2 1/4 lbs of skinless, boneless chicken thighs
1 cup of yogurt
1 teaspoon salt
1/4 cup of milk
3 saffron threads
3 tablespoons vegetable oil
1 onion, thinly sliced
3 cups of basmati rice
3 tablespoons vegetable oil
5 whole black peppercorns
4 cardamom pods
2 cinnamon sticks
2 whole cloves
1 bay leaf
1 star anise
3 onions, chopped finely
1 green chili, chopped finely (I used a serrano chili)
1 tablespoon of fresh ginger, finely chopped
1 tablespoon of finely chopped garlic
28 oz can of pureed tomatoes
4 teaspoons coriander powder
2 teaspoon cumin powder
1 teaspoon cayenne pepper
1/2 teaspoon turmeric powder
1 teaspoon salt
1 cup of yogurt, mixed with a spoon
1 1/2 cups finely chopped cilantro leaves
1/2 cup finely chopped mint leaves
Preparation of components
Cut chicken thighs into nice big chunks (Each thigh became about 6 pieces.) . Mix yogurt and salt together. Add chicken to yogurt. Refrigerate and set aside for a few hours.
Mix milk and saffron together. Set aside, allowing the saffron to turn the milk a lovely yellow color.
In a non stick pan, heat 3 tablespoons of vegetable oil over high heat. Fry onions until crispy and golden. Remove from oil and drain on a paper towel. Set aside until needed.

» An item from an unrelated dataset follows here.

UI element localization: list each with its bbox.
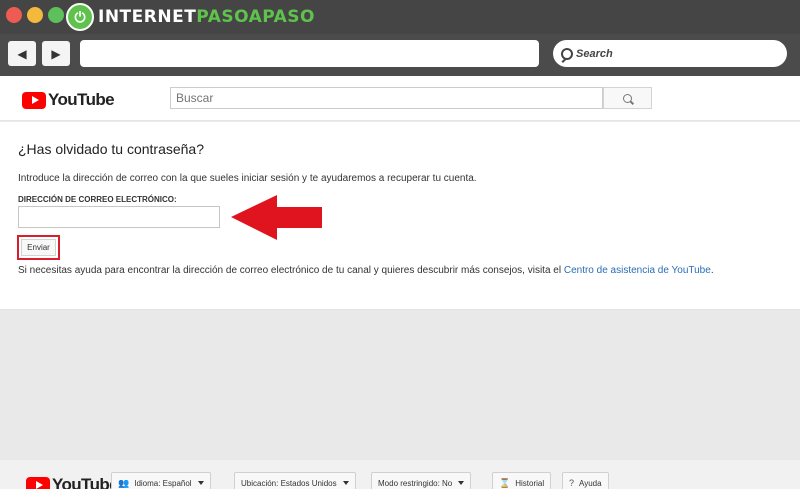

Cook rice according to package directions. (I cooked mine in my rice cooker, 3 cups of rinsed rice to 5 1/4 water)
Preparation of chicken
Heat oil over high heat in a non stick pan. Add the peppercorns, cardamon pods, cloves, cinnamon sticks, bay leaf, and star anise. Let them crackle and change color, about 1 minute.
Add onions and brown them, about 6 minutes.
Add ginger, garlic, green chili and chicken. Stir then shut the lid so that the chicken absorbs the flavors. Reduce heat to low and cook until the chicken lets out its juices, about 10 minutes.
Open the lid, increase heat to medium and reduce the liquid by half, stirring occasionally, about 15 minutes. The chicken will become a darker richer brown.
Add the tomato puree, coriander powder, cumin, cayenne, turmeric and salt. Continue stirring on high heat so that the chicken gets cooked with the tomatoes and spices, about 5 minutes. Add yogurt and stir. The chicken gets a creamy sauce. Add the chopped coriander and mint leaves.
Layer the chunks of chicken with a bit of the sauce and cooked rice alternatively. (You may have leftover sauce as I did. That's okay. It tastes fantastic with plain rice.)
Drizzle saffron milk over the rice to garnish and top with fried sliced onions.